A bright-line rule (or bright-line test) is a clearly defined rule or standard, composed of objective factors, which leaves little or no room for varying interpretation. The purpose of a bright-line rule is to produce predictable and consistent results in its application. The term "bright-line" in this sense generally occurs in a  legal context.

Bright-line rules are usually standards established by courts in legal precedent or by legislatures in statutory provisions. The US Supreme Court often contrasts bright-line rules with their opposite: balancing tests (or "fine line testing"), where a result depends on weighing several factors—which could lead to inconsistent application of law or reduce objectivity.

Debate in the US
In the United States, there is much scholarly legal debate between those favoring bright-line rules and those favoring balancing tests. While some legal scholars, such as former Supreme Court Justice Antonin Scalia, have expressed a strong preference for bright-line rules, critics often argue that bright-line rules are overly simplistic and can lead to harsh and unjust results. Supreme Court Justice Stephen Breyer noted that there are circumstances in which the application of bright-line rules would be inappropriate, stating that "no single set of legal rules can ever capture the ever changing complexity of human life."

Examples
Miranda v. Arizona (1966) may be considered establishing a bright-line rule. The majority opinion in that case required law enforcement agents to give a criminal suspect what is now known as a Miranda warning of their “Miranda” rights when the suspect is in custody, and when the suspect is about to be interrogated.

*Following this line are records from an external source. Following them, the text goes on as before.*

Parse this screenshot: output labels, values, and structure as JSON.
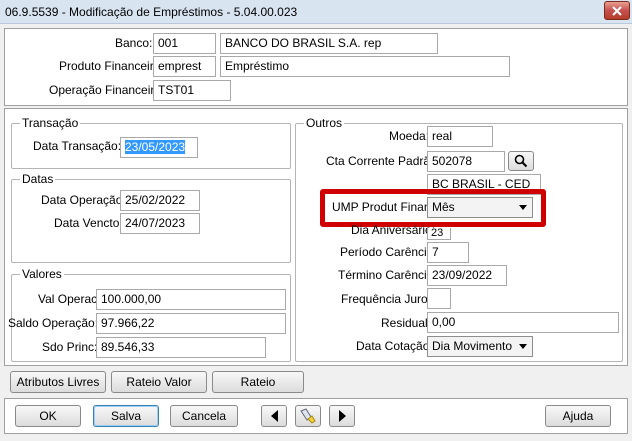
{
  "window": {
    "title": "06.9.5539 - Modificação de Empréstimos - 5.04.00.023"
  },
  "header": {
    "banco_label": "Banco:",
    "banco_code": "001",
    "banco_name": "BANCO DO BRASIL S.A. rep",
    "produto_label": "Produto Financeiro:",
    "produto_code": "emprest",
    "produto_name": "Empréstimo",
    "operacao_label": "Operação Financeira:",
    "operacao_code": "TST01"
  },
  "transacao": {
    "legend": "Transação",
    "data_label": "Data Transação:",
    "data_value": "23/05/2023"
  },
  "datas": {
    "legend": "Datas",
    "operacao_label": "Data Operação:",
    "operacao_value": "25/02/2022",
    "vencto_label": "Data Vencto:",
    "vencto_value": "24/07/2023"
  },
  "valores": {
    "legend": "Valores",
    "val_operac_label": "Val Operac:",
    "val_operac_value": "100.000,00",
    "saldo_label": "Saldo Operação:",
    "saldo_value": "97.966,22",
    "sdo_princ_label": "Sdo Princ:",
    "sdo_princ_value": "89.546,33"
  },
  "outros": {
    "legend": "Outros",
    "moeda_label": "Moeda:",
    "moeda_value": "real",
    "cta_label": "Cta Corrente Padrão:",
    "cta_value": "502078",
    "cta_name": "BC BRASIL - CED",
    "ump_label": "UMP Produt Financ:",
    "ump_value": "Mês",
    "dia_aniv_label": "Dia Aniversário:",
    "dia_aniv_value": "23",
    "periodo_label": "Período Carência:",
    "periodo_value": "7",
    "termino_label": "Término Carência:",
    "termino_value": "23/09/2022",
    "freq_label": "Frequência Juros:",
    "freq_value": "",
    "residual_label": "Residual:",
    "residual_value": "0,00",
    "cotacao_label": "Data Cotação:",
    "cotacao_value": "Dia Movimento"
  },
  "tabs_buttons": {
    "atributos": "Atributos Livres",
    "rateio_valor": "Rateio Valor",
    "rateio": "Rateio"
  },
  "footer": {
    "ok": "OK",
    "salva": "Salva",
    "cancela": "Cancela",
    "ajuda": "Ajuda"
  },
  "colors": {
    "highlight": "#d10000",
    "selection": "#3399ff"
  }
}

New Zealand - Taxation (Bright-line Test for Residential Land) Act 2015 
The Taxation (Bright-line Test for Residential Land) Act 2015 is a form of Capital Gains Tax legislation in New Zealand. When it was introduced a bright-line test was described as, "a term used in law for a clearly-defined rule or standard, using objective factors, which is designed to produce predictable and consistent results."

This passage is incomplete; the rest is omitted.